Ironic Beliefs 3: Conspiracies
An article in the June 14th New York Times Magazine (not accessible on the web) by Charles McGrath suggests that the enormous following of the TV series (and forthcoming film) The X-Files is really about nostalgia. Fans of the show don't necessarily believe that the kinds of government conspiracies portrayed in the show actually exist; ''Please,'' one is quoted, ''Just look at what's going on in Washington now. What makes you think they could get their acts together sufficiently to accomplish anything?''

Instead McGrath sees that the show's webs of coincidence ''don't mean anything exactly, but they're pretty cool all the same. If 'The X-Files' is about anything, it's really about nostalgia -- for a time (which may never have existed, really) when a belief in global conspiracy held out the promise of a universe that could be comprehended.'' Conspiracy for its own sake: ''a Penelope-like web constantly unraveling and then reknitting itself -- and for the sake of making an otherwise random universe seem much more weird and interesting.''

Millennial Angst
Controversy and concern about the potential impact of the 'millennium bug' (the 'Y2K' problem) continues unabated. Time Magazine has a long article about it in its June 15th issue. And here's a Salon article about ''Year 2000 survivalists'' heading for the hills in preparation for the big event.
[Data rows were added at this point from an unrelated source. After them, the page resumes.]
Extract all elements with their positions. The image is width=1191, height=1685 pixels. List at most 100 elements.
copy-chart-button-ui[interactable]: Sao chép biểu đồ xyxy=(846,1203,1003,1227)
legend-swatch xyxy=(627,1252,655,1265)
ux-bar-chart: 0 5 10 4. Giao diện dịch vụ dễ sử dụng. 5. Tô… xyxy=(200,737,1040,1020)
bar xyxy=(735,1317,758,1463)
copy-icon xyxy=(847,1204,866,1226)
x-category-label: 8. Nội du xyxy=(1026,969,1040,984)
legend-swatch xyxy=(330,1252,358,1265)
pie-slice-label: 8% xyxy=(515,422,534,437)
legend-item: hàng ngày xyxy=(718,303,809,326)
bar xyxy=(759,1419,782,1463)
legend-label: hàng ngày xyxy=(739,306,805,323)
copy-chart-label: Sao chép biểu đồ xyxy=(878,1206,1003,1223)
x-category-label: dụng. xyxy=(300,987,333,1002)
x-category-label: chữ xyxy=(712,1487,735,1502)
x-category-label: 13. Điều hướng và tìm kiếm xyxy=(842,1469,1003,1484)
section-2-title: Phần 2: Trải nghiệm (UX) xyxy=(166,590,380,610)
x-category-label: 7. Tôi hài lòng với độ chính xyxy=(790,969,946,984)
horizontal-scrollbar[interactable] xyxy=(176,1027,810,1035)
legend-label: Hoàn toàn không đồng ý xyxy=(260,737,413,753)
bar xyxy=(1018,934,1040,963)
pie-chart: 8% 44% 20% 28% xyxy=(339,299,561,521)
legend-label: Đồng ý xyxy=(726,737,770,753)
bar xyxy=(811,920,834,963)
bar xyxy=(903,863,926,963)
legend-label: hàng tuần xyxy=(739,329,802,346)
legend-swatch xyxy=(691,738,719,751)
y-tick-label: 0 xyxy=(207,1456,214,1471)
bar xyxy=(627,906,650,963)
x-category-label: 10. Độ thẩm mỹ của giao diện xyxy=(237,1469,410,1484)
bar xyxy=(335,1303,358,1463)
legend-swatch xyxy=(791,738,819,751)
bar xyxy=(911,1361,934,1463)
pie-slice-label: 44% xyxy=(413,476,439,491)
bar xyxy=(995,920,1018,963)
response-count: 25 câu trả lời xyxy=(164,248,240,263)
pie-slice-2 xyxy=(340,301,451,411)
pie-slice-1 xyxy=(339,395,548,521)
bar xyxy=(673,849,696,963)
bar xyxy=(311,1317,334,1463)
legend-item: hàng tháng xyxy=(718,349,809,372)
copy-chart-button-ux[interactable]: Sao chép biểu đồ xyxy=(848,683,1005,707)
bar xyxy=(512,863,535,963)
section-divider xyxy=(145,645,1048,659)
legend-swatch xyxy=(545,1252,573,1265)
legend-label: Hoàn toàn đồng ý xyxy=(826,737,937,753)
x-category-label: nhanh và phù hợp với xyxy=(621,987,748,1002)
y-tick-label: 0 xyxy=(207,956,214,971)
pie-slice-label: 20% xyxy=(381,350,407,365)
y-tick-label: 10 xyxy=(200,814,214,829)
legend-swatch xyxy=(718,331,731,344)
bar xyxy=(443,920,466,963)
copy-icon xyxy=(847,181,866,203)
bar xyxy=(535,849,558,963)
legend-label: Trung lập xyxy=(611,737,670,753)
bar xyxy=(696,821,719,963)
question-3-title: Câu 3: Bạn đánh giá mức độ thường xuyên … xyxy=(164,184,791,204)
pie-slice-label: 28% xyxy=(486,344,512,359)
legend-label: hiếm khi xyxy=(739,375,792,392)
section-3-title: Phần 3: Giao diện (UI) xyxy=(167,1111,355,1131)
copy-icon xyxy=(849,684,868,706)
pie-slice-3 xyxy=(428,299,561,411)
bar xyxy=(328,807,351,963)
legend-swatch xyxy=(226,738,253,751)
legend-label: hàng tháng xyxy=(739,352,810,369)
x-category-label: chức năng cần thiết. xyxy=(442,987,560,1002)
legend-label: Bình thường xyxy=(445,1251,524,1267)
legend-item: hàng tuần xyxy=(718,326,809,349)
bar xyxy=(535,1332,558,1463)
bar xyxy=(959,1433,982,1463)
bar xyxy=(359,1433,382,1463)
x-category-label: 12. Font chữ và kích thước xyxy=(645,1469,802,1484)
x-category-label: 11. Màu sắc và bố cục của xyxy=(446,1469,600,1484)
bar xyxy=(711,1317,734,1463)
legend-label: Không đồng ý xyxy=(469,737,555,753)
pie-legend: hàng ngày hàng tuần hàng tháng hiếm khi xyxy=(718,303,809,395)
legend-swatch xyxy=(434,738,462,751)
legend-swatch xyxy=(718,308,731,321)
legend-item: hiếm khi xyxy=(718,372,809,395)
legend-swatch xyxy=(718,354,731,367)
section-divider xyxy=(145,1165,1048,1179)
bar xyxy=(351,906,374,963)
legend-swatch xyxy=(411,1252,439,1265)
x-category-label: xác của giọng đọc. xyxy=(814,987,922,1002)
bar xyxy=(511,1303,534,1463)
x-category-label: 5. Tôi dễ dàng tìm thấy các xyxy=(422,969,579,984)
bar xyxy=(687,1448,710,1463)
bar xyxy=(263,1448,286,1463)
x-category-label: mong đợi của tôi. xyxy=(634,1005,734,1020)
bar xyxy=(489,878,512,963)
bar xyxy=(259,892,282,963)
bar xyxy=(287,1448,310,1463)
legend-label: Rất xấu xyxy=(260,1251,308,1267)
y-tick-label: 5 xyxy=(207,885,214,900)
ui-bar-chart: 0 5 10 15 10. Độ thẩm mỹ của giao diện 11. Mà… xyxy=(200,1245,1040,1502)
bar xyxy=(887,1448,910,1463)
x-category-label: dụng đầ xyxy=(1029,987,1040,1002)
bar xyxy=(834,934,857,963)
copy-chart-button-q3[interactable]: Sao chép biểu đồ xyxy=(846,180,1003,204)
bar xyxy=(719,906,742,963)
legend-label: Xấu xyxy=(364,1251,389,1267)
But wait, there's more: the Dow 10K Bug. What happens when the stock market average hits 10,000 and turns from four digits to five? Here's a CNN article about it.

NBA Rules
Have a book you'd like considered for the National Book Awards? Here are the rules.

Reading the news
The number of Americans reading news on the Internet at least once a week has more than tripled in the last two years, according to a survey by the Pew Research Center released June 8th. But those who go online for news have not changed their consumption of news from other sources, e.g. newspapers and television. The survey found that 20% of those surveyed went online at least once a week, compared to 40% who regularly watch cable news networks, 57% who watch network news, and 46% who do not follow national news at all unless a major story breaks.

Awards, Awards
Did you know there were awards for audio books? Winners of the third annual Audie Awards were announced at the publishing industry trade show BookExpo America the last weekend of May in Chicago, in categories such as Unabridged Fiction, Mystery, Self-Help, and Children's Title. No Science fiction category, but Douglas Adams won in the Humor category for his own reading of Dirk Gently's Holistic Detective Agency on Dove Audio. The complete list of winners is here.

Most Beautiful
People Weekly's annual ''50 Most Beautiful People in the World'' issue (May 11th) includes among its selection one highbrow littérateur: Indian writer Arundahati Roy, whose The God of Small Things won Britain's Booker Prize last year. (Hmm, who would SF's candidates be?)

Nothing Can Go Wrong
According to the New York Times, May 21st, the same day the Galaxy 6 satellite failure wreaked havoc with personal pagers across the land, the United States Naval Academy at Annapolis dropped its course in celestial navigation. The Navy will rely on the satellite-linked Global Positioning System instead.